Assuming, without deciding, that the prosecutor’s argument was improper, we conclude that the trial court did not abuse its discretion when it denied Primes’s motion for mistrial. Contrary to Primes’s contention, the prosecutor’s argument did not “compare” Primes with Ted Bundy. See Guerrero-Lara v. State, No. 13-01-00099-CR, 2002 WL 1765543, at *4 (Tex. App.—Corpus Christi Aug. 1, 2002, no pet.) (not designated for publication) (reading prosecutor’s statement not as a comparison of appellant with Adolph Hitler and Charles Manson but as a statement “that all persons have good and bad days”); Alford v. State, Nos. 05-98-00262-CR, 05-98-00263-CR, 2000 WL 175115, at *6-7 (Tex. App.—Dallas Feb. 16, 2000, no pet.) (not designated for publication) (stating that prosecutor used Ted Bundy “as an example to demonstrate that even people who commit repeated egregious acts may be hard working,” not to compare appellant with Bundy). Here, the prosecutor’s comment that “Ted Bundy’s mother loved him, too” merely pointed out to the jury that it is normal for a mother to love her child, even when they commit bad acts, and was intended by the prosecution to counter any sympathy for Primes invoked by the testimony of Primes’s mother, grandmother, and sister during the punishment phase of the trial. Further, the trial court, in response to a request by Primes’s defense counsel, promptly instructed the jury to disregard the prosecutor’s comment. Finally, as to the certainty of the punishment, the record supports the punishment assessed by the jury, absent the misconduct.2 There was evidence presented at trial that Primes twice struck the victim with a pipe and that both blows were aimed at the victim’s face. The first blow fractured the victim’s left arm while the second blow struck her in the face requiring stitches to close the laceration. At the time of trial, the victim testified that she was still experiencing pain and that she needed surgery on her arm. There was also evidence before the jury that Primes, on three prior occasions, had been convicted of assault and had once been convicted of burglary.

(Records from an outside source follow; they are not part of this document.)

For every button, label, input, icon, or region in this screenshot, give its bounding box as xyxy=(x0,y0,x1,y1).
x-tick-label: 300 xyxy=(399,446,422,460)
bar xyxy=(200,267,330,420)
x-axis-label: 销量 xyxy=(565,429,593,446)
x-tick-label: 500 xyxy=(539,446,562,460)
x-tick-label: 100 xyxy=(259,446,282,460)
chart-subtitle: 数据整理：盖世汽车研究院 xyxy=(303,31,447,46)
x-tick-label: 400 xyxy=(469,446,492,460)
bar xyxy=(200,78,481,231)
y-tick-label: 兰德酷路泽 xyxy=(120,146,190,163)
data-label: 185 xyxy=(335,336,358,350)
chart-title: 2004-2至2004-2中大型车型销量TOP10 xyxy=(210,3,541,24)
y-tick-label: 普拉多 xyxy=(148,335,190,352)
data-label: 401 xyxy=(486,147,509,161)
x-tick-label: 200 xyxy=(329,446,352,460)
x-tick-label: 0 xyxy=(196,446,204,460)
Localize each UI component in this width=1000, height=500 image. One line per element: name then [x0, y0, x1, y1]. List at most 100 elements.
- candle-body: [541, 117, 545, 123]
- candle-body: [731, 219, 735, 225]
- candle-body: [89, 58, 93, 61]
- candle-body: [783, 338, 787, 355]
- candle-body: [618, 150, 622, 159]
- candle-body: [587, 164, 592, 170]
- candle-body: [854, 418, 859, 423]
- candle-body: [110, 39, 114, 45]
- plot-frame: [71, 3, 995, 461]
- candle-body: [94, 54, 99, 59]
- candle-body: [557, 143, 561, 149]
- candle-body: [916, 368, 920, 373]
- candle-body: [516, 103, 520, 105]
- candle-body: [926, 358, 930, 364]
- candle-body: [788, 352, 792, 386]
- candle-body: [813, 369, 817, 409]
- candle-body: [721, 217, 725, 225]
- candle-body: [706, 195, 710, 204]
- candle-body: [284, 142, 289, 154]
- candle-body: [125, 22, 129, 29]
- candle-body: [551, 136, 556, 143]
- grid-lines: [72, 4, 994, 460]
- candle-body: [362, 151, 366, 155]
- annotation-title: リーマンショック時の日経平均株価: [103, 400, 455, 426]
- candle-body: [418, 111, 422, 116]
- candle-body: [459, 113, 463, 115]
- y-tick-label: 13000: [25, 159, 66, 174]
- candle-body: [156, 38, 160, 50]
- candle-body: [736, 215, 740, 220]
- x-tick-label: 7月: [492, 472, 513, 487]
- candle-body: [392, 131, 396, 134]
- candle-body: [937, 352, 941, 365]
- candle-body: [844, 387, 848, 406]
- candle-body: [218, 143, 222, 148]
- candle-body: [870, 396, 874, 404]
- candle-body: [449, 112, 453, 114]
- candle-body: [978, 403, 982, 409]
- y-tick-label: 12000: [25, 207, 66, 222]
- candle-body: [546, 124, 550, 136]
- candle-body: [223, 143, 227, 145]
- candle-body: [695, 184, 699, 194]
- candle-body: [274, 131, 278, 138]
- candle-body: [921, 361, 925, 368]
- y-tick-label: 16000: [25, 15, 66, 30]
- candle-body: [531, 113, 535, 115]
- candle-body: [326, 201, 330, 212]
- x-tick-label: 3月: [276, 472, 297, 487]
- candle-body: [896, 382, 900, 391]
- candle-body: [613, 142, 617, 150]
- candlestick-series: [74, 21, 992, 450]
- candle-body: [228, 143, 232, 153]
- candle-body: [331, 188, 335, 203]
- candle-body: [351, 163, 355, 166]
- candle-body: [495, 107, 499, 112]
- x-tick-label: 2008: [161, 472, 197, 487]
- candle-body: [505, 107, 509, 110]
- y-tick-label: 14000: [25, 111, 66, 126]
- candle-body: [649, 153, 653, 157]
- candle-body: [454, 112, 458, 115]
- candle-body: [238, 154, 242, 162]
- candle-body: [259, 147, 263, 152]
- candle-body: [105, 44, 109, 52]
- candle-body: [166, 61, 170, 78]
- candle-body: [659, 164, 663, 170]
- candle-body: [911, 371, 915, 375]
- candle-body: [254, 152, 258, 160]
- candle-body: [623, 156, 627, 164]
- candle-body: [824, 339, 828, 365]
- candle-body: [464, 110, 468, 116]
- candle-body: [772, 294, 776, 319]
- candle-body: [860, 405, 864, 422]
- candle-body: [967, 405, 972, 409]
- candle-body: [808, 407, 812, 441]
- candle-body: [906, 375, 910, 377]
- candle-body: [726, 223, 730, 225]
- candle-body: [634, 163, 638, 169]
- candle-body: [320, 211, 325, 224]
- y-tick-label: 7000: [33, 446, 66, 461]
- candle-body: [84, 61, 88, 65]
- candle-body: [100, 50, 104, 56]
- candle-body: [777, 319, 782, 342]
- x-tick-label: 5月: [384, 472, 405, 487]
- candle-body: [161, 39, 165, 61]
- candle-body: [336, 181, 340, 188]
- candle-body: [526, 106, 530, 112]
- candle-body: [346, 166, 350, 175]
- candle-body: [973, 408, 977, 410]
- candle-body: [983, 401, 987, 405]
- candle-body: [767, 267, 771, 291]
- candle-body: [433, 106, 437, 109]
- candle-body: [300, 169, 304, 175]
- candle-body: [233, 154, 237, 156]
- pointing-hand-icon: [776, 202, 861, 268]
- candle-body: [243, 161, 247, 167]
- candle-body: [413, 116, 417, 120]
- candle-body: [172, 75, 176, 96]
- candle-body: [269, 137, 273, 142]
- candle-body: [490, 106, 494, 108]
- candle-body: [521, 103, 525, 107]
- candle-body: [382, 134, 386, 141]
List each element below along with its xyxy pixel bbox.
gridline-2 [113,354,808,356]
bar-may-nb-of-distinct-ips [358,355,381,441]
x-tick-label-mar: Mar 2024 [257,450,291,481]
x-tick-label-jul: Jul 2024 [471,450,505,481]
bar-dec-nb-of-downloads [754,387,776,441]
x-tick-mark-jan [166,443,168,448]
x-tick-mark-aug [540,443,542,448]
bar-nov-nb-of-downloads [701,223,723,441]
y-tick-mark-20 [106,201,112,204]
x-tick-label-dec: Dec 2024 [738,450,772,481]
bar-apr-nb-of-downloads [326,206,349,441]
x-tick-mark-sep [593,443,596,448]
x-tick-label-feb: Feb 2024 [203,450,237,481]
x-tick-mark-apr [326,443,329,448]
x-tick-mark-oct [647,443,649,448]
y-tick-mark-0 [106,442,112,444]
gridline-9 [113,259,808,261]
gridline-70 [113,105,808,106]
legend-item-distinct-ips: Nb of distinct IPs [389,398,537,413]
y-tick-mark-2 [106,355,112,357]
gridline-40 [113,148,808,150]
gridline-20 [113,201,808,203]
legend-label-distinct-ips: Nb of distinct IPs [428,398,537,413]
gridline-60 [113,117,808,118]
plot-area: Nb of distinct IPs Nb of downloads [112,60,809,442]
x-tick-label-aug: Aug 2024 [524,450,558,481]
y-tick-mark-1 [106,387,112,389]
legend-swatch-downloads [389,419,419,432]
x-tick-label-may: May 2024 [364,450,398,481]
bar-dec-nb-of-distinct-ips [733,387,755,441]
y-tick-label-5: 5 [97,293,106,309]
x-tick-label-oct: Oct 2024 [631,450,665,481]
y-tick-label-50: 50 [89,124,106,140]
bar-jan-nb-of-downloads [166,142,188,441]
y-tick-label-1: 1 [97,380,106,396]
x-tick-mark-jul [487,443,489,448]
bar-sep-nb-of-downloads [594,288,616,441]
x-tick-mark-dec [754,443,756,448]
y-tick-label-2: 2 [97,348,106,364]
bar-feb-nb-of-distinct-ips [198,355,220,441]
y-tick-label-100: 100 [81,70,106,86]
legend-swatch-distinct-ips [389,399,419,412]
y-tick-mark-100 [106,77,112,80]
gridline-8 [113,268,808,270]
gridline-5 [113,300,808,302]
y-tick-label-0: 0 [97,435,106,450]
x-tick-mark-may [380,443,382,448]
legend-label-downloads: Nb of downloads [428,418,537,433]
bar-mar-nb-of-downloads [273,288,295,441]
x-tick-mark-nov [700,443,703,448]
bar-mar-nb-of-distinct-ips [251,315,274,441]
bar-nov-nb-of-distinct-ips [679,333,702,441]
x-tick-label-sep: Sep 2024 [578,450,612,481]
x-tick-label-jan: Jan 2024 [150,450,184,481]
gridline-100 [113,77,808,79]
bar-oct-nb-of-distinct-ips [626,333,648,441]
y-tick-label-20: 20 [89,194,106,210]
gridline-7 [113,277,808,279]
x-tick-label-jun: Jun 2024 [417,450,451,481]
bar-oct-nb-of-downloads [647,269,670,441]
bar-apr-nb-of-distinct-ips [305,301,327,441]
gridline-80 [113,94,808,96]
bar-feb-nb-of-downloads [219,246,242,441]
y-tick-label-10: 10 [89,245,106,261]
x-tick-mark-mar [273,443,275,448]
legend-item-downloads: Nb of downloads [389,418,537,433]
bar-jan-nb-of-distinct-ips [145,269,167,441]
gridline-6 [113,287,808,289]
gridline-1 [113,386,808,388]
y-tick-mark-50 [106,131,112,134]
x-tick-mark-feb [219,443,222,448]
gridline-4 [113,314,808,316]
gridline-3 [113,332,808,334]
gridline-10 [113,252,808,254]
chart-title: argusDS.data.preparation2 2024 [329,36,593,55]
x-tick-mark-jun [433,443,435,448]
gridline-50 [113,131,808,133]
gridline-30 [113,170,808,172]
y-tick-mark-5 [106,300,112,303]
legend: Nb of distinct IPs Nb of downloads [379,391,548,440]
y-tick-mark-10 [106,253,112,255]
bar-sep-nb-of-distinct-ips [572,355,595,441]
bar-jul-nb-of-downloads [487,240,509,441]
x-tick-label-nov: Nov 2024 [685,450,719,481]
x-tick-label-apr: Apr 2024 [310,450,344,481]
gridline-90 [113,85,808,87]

We conclude, under the circumstances of this case, that the trial court’s instruction to disregard was effective and cured the prejudice, if any, caused by the prosecutor’s improper comment. Accordingly, we hold that the trial court did not abuse its discretion when it denied Primes’s motion for mistrial. See Hawkins, 135 S.W.3d at 77; Mosley, 983 S.W.2d at 259.
IV. Conclusion
We overrule Primes’s point and affirm the trial court’s judgment.
BOB MCCOY
JUSTICE
PANEL B: LIVINGSTON, GARDNER, and MCCOY, JJ.
PUBLISH
DELIVERED: December 23, 2004
NOTES
1. See Tex. R. App. P. 47.4.
2. We note that the punishment assessed by the jury was at the lower end of the punishment range. Primes was convicted of aggravated assault, which was punishable by not less than two, or more than twenty years. See Tex. Penal Code Ann. § 12.33 (Vernon 2003), § 22.02 (Vernon Supp. 2004-05). However, because the indictment contained an enhancement count, to which Primes pleaded “true,” Primes could have been sentenced to anywhere between five and ninety-nine years to life. See Tex. Penal Code Ann. § 12.32 (Vernon 2003), § 12.42(b) (Vernon Supp. 2004-05).